Washington Post: "A face-scanning algorithm increasingly decides whether you deserve the job" — "An artificial intelligence hiring system has become a powerful gatekeeper for some of America’s most prominent employers, reshaping how companies assess their workforce — and how prospective employees prove their worth.

"Designed by the recruiting-technology firm HireVue, the system uses candidates’ computer or cellphone cameras to analyze their facial movements, word choice and speaking voice before ranking them against other applicants based on an automatically generated 'employability' score.

"HireVue’s 'AI-driven assessments' have become so pervasive in some industries, including hospitality and finance, that universities make special efforts to train students on how to look and speak for best results. More than 100 employers now use the system, including Hilton and Unilever, and more than a million job seekers have been analyzed."

Harvard Business Review: "Recruiting" — "Goldman Sachs is a people-centric business—every day our employees engage with our clients to find solutions to their challenges. As a consequence, hiring extraordinary talent is vital to our success and can never be taken for granted. In the wake of the 2008 financial crisis we faced a challenge that was, frankly, relatively new to our now 150-year-old firm. For decades investment banking had been one of the most sought-after, exciting, and fast-growing industries in the world. That made sense—we were growing by double digits and had high returns, which meant that opportunity and reward were in great supply. However, the crash took some of the sheen off our industry; both growth and returns moderated. And simultaneously, the battle for talent intensified—within and outside our industry. Many of the candidates we were pursuing were heading off to Silicon Valley, private equity, or start-ups. Furthermore, we were no longer principally looking for a specialized cadre of accounting, finance, and economics majors: New skills, especially coding, were in huge demand at Goldman Sachs—and pretty much everywhere else. The wind had shifted from our backs to our faces, and we needed to respond.

"Not long ago the firm relied on a narrower set of factors for identifying 'the best' students, such as school, GPA, major, leadership roles, and relevant experience—the classic résumé topics. No longer. We decided to replace our hiring playbook with emerging best practices for assessment and recruitment, so we put together a task force of senior business leaders, PhDs in industrial and organizational psychology, data scientists, and experts in recruiting. Some people asked, 'Why overhaul a recruiting process that has proved so successful?' and 'Don’t you already have many more qualified applicants than available jobs?' These were reasonable questions. But often staying successful is about learning and changing rather than sticking to the tried-and-true.

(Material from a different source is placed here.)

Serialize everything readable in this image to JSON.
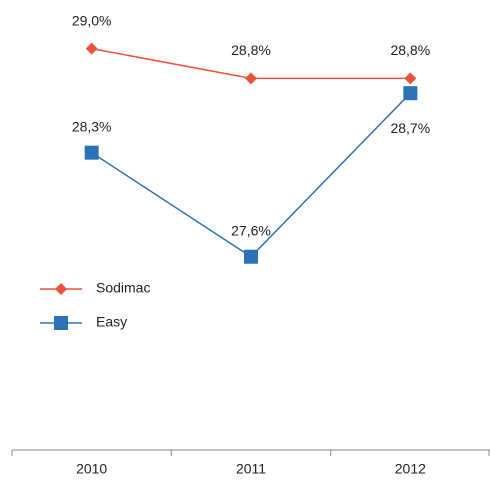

"Each year we hire up to 3,000 summer interns and nearly as many new analysts directly from campuses. In our eyes, these are the firm’s future leaders, so it made sense to focus our initial reforms there. They involved two major additions to our campus recruiting strategy—video interviews and structured interviewing."

Washington Post: "The new way your boss can tell if you’re about to quit your job" — "IBM wants to keep its employees from quitting, and it’s using artificial intelligence to do it.

"In a recent CNBC interview, chief executive Ginni Rometty said that thanks to AI, the tech and consulting giant can predict with 95 percent accuracy the employees who are likely to leave in the next six months. The 'proactive retention' tool — which IBM uses internally but is also selling to clients — analyzes thousands of pieces of data and then nudges managers toward the employees who may be on their way out, telling them to 'do something now so it never enters their mind,' Rometty said.

"IBM’s efforts to use AI to learn who might quit is one of the more high-profile recent examples of the way data science, 'deep learning' and 'predictive analytics' are increasingly infiltrating the traditionally low-tech human resources department, arming personnel chiefs with more rigorous tools and hard data around the tricky art of managing people."

This program aired on October 30, 2019.